I average 20-25 hours a week working on blog-related stuff, that is in addition to my full-time day job that often takes more than typical full-time hours. There is also mothering, living and occasionally even loving. I have invested a significant amount of time into this space and the related social media and it is truly a labor of love. I have asked readers to invest and while many have, many more have not. To date, monthly giving only covers half of the true cost of running this site, which has meant that my plans for expansion have been slow. However I have a dream and after much prayer and thought, I have decided that I am tired of playing it small and safe. I am ready for my dream to come to fruition. I have taken out a small business loan to address the immediate issues, including updating and redesigning the site. I have started talks with two local designers and am waiting for estimates, confident that I can move ahead because for once, I have the ability to pay.

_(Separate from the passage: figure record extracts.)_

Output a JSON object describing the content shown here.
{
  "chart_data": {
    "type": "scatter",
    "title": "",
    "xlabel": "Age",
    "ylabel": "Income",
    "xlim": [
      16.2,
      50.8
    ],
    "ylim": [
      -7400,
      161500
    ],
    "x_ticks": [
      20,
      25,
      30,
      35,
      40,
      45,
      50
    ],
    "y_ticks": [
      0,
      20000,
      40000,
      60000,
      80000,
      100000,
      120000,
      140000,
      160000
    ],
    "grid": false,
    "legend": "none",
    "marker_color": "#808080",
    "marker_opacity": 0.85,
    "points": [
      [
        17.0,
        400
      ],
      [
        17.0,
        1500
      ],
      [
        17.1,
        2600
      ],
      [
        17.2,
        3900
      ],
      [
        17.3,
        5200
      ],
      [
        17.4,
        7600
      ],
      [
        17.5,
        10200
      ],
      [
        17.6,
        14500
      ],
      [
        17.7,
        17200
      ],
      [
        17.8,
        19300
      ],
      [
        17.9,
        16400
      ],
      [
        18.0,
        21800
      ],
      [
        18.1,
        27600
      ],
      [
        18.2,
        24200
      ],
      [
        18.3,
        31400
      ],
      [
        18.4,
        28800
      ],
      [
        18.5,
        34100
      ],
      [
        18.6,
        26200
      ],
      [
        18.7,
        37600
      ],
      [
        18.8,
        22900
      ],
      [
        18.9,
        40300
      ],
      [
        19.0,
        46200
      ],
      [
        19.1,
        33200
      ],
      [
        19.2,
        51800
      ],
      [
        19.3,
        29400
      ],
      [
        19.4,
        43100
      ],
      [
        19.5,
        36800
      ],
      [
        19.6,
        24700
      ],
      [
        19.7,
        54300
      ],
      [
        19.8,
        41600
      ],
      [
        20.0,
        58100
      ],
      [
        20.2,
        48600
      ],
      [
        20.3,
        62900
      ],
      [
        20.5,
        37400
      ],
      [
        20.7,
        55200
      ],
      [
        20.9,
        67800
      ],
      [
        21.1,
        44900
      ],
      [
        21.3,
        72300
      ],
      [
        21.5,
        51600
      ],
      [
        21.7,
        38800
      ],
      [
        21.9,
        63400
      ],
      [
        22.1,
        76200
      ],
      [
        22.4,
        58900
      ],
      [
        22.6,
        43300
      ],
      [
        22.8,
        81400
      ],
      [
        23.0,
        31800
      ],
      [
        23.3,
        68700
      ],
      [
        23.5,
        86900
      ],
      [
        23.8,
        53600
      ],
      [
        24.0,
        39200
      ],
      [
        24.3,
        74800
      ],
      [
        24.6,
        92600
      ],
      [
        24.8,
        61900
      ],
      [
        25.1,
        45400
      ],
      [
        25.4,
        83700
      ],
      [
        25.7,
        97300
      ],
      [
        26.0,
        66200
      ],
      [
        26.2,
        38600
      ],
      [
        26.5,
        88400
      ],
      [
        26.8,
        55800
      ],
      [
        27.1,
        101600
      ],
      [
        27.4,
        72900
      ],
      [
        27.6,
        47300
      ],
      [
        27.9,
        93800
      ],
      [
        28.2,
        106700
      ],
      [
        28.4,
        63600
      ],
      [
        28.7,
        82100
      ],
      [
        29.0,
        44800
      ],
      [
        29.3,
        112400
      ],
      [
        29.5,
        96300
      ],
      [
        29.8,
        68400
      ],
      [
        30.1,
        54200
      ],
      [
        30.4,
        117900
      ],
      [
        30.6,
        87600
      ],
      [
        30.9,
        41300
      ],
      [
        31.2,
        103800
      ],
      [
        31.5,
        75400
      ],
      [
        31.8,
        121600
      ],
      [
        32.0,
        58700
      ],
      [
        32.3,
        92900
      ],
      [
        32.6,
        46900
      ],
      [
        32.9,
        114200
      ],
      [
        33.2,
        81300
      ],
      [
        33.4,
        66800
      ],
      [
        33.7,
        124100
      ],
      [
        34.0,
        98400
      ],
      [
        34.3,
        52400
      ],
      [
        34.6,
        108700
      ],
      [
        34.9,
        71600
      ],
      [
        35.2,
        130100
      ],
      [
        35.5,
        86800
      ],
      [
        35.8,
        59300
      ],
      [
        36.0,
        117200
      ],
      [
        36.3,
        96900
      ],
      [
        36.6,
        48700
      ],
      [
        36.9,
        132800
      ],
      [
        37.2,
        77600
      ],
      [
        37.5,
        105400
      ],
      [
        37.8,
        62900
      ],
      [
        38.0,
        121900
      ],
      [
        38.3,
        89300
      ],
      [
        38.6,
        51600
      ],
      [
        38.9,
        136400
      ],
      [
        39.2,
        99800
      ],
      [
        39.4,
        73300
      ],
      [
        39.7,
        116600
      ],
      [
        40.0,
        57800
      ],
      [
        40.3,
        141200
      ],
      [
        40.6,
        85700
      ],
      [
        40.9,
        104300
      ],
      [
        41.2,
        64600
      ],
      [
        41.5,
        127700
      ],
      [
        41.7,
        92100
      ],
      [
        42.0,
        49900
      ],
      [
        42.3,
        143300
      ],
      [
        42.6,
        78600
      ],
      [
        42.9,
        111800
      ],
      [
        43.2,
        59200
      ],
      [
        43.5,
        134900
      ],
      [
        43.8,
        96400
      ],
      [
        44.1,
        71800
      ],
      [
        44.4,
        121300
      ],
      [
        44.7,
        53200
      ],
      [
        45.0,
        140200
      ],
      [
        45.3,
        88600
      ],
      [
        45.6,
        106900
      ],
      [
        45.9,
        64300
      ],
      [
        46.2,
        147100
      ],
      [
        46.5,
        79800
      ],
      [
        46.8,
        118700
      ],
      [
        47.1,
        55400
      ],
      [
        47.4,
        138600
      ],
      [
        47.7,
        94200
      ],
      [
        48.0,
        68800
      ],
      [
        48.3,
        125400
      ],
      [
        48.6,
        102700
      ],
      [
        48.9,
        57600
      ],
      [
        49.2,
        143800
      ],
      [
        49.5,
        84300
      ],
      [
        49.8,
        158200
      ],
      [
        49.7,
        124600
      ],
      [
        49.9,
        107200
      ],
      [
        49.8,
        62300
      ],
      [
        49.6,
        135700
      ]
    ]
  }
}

I won’t lie, in this 24/7 fickle media world, I am nervous. After all, the loan, while small, is still enough that if this site doesn’t progress according to my projections, I am shit out of luck. In an ideal world, I imagine friends and family admiring my drive and determination and offering to invest in my dreams. But for many Black Americans, that is a pipe dream. As someone who has been feverishly working to pay off debt, this is a big but scary step for me. However, as a Black woman navigating in a world that was not meant for me, I understand that my realizing my dreams requires going above and beyond.
On a practical note, the new changes should be apparent by late September/early October. As always, thank you for your support and keep passing the open windows.